'There is an elegance in great comedy moments' | Mike McShane picks his Perfect Playlist of comedy favourites

'There is an elegance in great comedy moments'

Mike McShane picks his Perfect Playlist of comedy favourites

American comic Mike McShane is at the Edinburgh Fringe with a James Bond inspired comedy play, and as part of Paul Merton & Suki Webster’s Improv Show, Here he picks his favourite comedy moments.


The Firesign Theater

They are one of the best examples of surreal, rollicking, political American humour, with lengthy Goon-style audio sketches that skewered post-war American propaganda, the collapse of a complex computer intelligence with one mistake and the nightmare journey it takes the protagonist on. 

They were also pioneers in radio comedy, their albums multitracked with weird character comments and side gags. I Think We’re All Bozos On This Bus is one of their best albums. 

I am friends with one of the members, Phil Proctor, an elder statesman of the 60s, and when he went to Yale, he was invited to the Skull and Bones, a secret society. It has lots of oligarchical sheen – presidents and the like are members. After getting his invitation. he went to the evening’s meeting and right before it started, he stood up told them all to shove it, and went back to his dormitory satisfied in his soul. He’s what I can only aspire to.

Mr. Hulot’s Holiday

I love silent takes, and even though most folks know me as loud, frantic and sometimes funny, there is an elegance in great comedy moments. This film has one short exchange in front of the restaurant. Two doors, one in one out, (with a beautiful, awful squeak) the proprietor is standing on one side of a chalkboard with the main course written on it. 

A customer comes out of the restaurant, looking queas. He stops at the sign, stares at the name of the dish he just consumed as if to double-check, then looks up at the owner, and glares at him with disgust and contempt, then exits past the frame. 

The owner then looks at the menu, and turns angrily to the kitchen ready to kill the chef. It always just gets me.

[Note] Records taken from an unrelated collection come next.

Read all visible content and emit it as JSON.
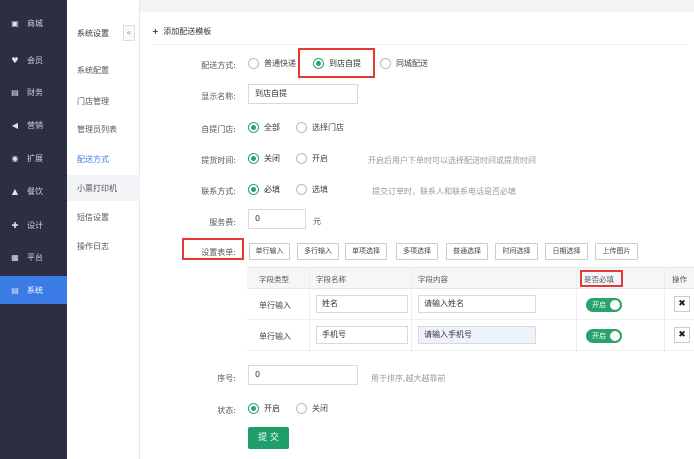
{
  "nav": {
    "items": [
      {
        "icon": "▣",
        "label": "商城"
      },
      {
        "icon": "♥",
        "label": "会员"
      },
      {
        "icon": "▤",
        "label": "财务"
      },
      {
        "icon": "◀",
        "label": "营销"
      },
      {
        "icon": "◉",
        "label": "扩展"
      },
      {
        "icon": "▲",
        "label": "餐饮"
      },
      {
        "icon": "✚",
        "label": "设计"
      },
      {
        "icon": "▦",
        "label": "平台"
      },
      {
        "icon": "▤",
        "label": "系统"
      }
    ]
  },
  "subnav": {
    "title": "系统设置",
    "collapse": "«",
    "items": [
      {
        "label": "系统配置"
      },
      {
        "label": "门店管理"
      },
      {
        "label": "管理员列表"
      },
      {
        "label": "配送方式"
      },
      {
        "label": "小票打印机"
      },
      {
        "label": "短信设置"
      },
      {
        "label": "操作日志"
      }
    ]
  },
  "page": {
    "title_plus": "+",
    "title": "添加配送模板"
  },
  "form": {
    "delivery": {
      "label": "配送方式:",
      "opt1": "普通快递",
      "opt2": "到店自提",
      "opt3": "同城配送"
    },
    "display_name": {
      "label": "显示名称:",
      "value": "到店自提"
    },
    "store": {
      "label": "自提门店:",
      "opt1": "全部",
      "opt2": "选择门店"
    },
    "pickup_time": {
      "label": "提货时间:",
      "opt1": "关闭",
      "opt2": "开启",
      "hint": "开启后用户下单时可以选择配送时间或提货时间"
    },
    "contact": {
      "label": "联系方式:",
      "opt1": "必填",
      "opt2": "选填",
      "hint": "提交订单时，联系人和联系电话是否必填"
    },
    "fee": {
      "label": "服务费:",
      "value": "0",
      "unit": "元"
    },
    "form_setting": {
      "label": "设置表单:",
      "buttons": [
        "单行输入",
        "多行输入",
        "单项选择",
        "多项选择",
        "普通选择",
        "时间选择",
        "日期选择",
        "上传图片"
      ]
    },
    "table": {
      "headers": [
        "字段类型",
        "字段名称",
        "字段内容",
        "是否必填",
        "操作"
      ],
      "rows": [
        {
          "type": "单行输入",
          "name": "姓名",
          "content": "请输入姓名",
          "required": "开启",
          "delete": "✖"
        },
        {
          "type": "单行输入",
          "name": "手机号",
          "content": "请输入手机号",
          "required": "开启",
          "delete": "✖"
        }
      ]
    },
    "sort": {
      "label": "序号:",
      "value": "0",
      "hint": "用于排序,越大越靠前"
    },
    "status": {
      "label": "状态:",
      "opt1": "开启",
      "opt2": "关闭"
    },
    "submit": "提 交"
  },
  "colors": {
    "accent": "#3a7be5",
    "green": "#2aa36b",
    "highlight": "#e53935",
    "nav_bg": "#2c2e43"
  }
}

[Sadly that scene does not appear to be available online]

My Cousin Vinny

It’s a great screenplay from Dale Launer, who also wrote Ruthless People and Dirty Rotten Scoundrels. Two New York kids get pinched in a small Southern town for a robbery and murder they didn’t commit but one of them has a cousin that will defend them… Joe Pesci, doing great Joe Pesci with extra Pesci sauce on the side. 

Marisa Tomei is a perfect foil with totally out-of-place outfits and razor sharp comeback timing. The courtroom scenes are so funny they’re painful to watch. Jonathan Lynn cast it beautifully, but it’s Austin Pendleton playing a panicked sweating public defender that pushes it into really funny anxiety worthy of your man, Rik Mayall.

Nina Conti

She possesses me with multiple levels of giggles and awe. My first success as a child was entertaining myself with a cat-shaped potholder called Max, my inside speaking to my outside through him. She does so much with that freeing act of ventriloquism, rippling out to include the audience participating, even scaring us with the danger of losing one’s way with this split of the mind. And, in addition, with all respect, she’s a strikingly beautiful human being…

The Producers

The 1967 original. I came to it in the Seventies, when its central joke was thought to be the shock of a musical about Hitler, promoted by two guys. Two Jewish guys. So shocking it was relegated to creaky repertory cinemas in San Francisco, where it would share the bill with the films of Ed Woods and John Waters.

 But its comic mayhem and power came not from Hitler, but the venerable showbusiness adage that once a piece of theatre crosses the stage, it belongs to the audience, no matter what happens next.

It's also an amazing bromance, and my introduction to Zero Mostel and Gene Wilder, It showed me that you can find humour, shocking or otherwise, not in the subject itself, but in our wholly overblown or insufficient reaction to it. 

Which brings me to what I consider the UK's shining example:

Brass Eye: Paedogeddon

I was touring in a show and one of the cast members gave me this to watch. I watched it six times in a row, and thought it was a perfect recreation of the banal morally panicked media and its celebrities being driven by fast reactions to issues, and the insidious way charity replaces political and social change. 

The grainy staggered footage of an architectural feature cruising a park late at night looking for victims, then poor well-meaning Phil Collins getting duped by a ‘charity’ called Nonce Sense. 

Also it made me so happy it was directed by Tristram Shapeero, who was a runner on the old Whose Line Is It Anyway. He also directs Brooklyn Nine Nine, which was a favourite of mine.

• The Spy Who Went to Rehab is on at Pleasance Dome at 12.10pm throughout the Edinburgh Fringe, while  Paul Merton & Suki Webster’s Improv Show is on at Pleasance Courtyard from 3.30pm from August 7.